未压缩时的zlibData表示从左到右、从上到下的分幅,与TRLE类似,但分幅大小为64x64像素。如果矩形的宽度不是64的精确倍数,则每行中最后一个磁贴的宽度较小,如果矩形的高度不是64的精确倍数,则最后一行中每个磁贴的高度较小。
The tiles are encoded in exactly the same way as TRLE, except that subencoding may not take the values 127 or 129, i.e., palettes cannot be reused between tiles.
瓷砖的编码方式与TRLE完全相同,只是子编码可能不采用127或129的值,即调色板不能在瓷砖之间重复使用。
The server flushes the zlib stream to a byte boundary at the end of each ZRLE-encoded rectangle. It need not flush the stream between tiles within a rectangle. Since the zlibData for a single rectangle can potentially be quite large, clients can incrementally decode and interpret the zlibData but must not assume that encoded tile data is byte aligned.

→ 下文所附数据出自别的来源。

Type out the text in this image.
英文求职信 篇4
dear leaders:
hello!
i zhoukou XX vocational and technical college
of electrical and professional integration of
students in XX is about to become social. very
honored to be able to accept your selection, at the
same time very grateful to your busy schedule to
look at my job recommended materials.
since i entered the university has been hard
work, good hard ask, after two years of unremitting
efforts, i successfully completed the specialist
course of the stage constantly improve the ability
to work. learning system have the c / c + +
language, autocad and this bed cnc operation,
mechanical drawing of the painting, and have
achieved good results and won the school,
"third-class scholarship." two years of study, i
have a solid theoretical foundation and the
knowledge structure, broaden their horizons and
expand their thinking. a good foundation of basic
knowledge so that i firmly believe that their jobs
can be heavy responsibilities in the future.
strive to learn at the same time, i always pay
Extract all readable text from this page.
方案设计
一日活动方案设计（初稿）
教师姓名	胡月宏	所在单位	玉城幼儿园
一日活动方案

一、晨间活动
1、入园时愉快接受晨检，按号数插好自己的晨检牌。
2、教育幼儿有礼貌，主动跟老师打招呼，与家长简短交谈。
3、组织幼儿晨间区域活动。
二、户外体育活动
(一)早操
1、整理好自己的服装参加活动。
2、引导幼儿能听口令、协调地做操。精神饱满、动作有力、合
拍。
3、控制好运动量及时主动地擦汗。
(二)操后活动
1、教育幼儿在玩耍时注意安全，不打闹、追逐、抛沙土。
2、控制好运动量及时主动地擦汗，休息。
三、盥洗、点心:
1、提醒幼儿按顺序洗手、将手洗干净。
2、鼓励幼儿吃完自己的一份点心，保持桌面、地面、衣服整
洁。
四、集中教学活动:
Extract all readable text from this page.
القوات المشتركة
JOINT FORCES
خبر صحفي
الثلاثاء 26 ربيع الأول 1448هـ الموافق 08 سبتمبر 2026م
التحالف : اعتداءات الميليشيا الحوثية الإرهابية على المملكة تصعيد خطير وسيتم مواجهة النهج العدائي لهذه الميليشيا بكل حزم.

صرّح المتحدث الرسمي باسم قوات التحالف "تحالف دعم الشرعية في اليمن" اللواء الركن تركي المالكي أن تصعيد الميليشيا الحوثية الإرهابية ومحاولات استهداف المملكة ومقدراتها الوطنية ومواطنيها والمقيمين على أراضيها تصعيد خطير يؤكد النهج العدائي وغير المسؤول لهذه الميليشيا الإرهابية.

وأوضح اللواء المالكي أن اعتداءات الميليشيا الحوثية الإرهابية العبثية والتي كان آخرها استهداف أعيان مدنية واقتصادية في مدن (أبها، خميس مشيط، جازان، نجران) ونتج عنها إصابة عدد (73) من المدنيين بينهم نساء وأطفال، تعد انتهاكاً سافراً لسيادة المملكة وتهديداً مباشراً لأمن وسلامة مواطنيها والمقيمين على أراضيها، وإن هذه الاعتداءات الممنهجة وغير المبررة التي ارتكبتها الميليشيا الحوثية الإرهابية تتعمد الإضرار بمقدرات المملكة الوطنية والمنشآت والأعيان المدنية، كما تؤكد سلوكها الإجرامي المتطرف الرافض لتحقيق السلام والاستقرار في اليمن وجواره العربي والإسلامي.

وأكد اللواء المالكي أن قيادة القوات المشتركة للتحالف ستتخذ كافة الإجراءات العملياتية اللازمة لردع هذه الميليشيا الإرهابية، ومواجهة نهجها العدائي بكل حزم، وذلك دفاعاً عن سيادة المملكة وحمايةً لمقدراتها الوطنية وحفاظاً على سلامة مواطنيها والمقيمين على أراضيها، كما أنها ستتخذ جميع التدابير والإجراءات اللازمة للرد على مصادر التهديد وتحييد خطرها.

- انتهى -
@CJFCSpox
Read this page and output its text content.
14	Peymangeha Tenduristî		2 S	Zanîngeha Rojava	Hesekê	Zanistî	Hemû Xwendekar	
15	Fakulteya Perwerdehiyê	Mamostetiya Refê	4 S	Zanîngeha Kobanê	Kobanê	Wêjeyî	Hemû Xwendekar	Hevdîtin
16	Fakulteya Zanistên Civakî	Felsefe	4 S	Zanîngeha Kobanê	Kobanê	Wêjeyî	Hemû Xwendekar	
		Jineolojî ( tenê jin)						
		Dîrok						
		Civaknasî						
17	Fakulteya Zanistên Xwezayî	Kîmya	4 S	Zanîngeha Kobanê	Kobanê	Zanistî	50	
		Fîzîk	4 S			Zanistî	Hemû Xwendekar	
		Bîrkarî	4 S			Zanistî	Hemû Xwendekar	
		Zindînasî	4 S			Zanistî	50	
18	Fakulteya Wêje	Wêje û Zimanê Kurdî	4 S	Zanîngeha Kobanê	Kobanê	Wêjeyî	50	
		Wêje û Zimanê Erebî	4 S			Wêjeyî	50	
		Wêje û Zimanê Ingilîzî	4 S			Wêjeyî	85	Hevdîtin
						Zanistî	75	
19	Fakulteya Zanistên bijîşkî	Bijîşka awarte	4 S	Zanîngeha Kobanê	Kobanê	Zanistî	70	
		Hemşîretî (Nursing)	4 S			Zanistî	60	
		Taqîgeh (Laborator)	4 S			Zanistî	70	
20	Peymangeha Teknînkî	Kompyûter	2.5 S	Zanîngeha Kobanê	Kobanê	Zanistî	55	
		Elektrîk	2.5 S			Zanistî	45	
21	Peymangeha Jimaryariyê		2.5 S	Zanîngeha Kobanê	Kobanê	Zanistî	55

服务器将zlib流刷新到每个ZRLE编码矩形末尾的字节边界。它不需要在矩形内的瓷砖之间刷新流。由于单个矩形的zlibData可能相当大,因此客户端可以增量解码和解释zlibData,但不能假设编码的磁贴数据是字节对齐的。
An update rectangle with a "pseudo-encoding" does not directly represent pixel data but instead allows the server to send arbitrary data to the client. How this data is interpreted depends on the pseudo-encoding.
带有“伪编码”的更新矩形并不直接表示像素数据,而是允许服务器向客户端发送任意数据。如何解释这些数据取决于伪编码。
A client that requests the Cursor pseudo-encoding is declaring that it is capable of drawing a pointer cursor locally. This can significantly improve perceived performance over slow links. The server sets the cursor shape by sending a rectangle with the Cursor
请求游标伪编码的客户端声明它能够在本地绘制指针游标。这可以显著提高慢速链接的感知性能。服务器通过发送带有光标的矩形来设置光标形状
pseudo-encoding as part of an update. The rectangle's x-position and y-position indicate the hotspot of the cursor, and width and height indicate the width and height of the cursor in pixels. The data consists of width*height raw pixel values followed by a shape bitmask, with one bit corresponding to each pixel in the cursor rectangle. The bitmask consists of left-to-right, top-to-bottom scan lines, where each scan line is padded to a whole number of bytes, the number being div(width+7,8). Within each byte, the most significant bit represents the leftmost pixel; a bit set to 1 means the corresponding pixel in the cursor is valid.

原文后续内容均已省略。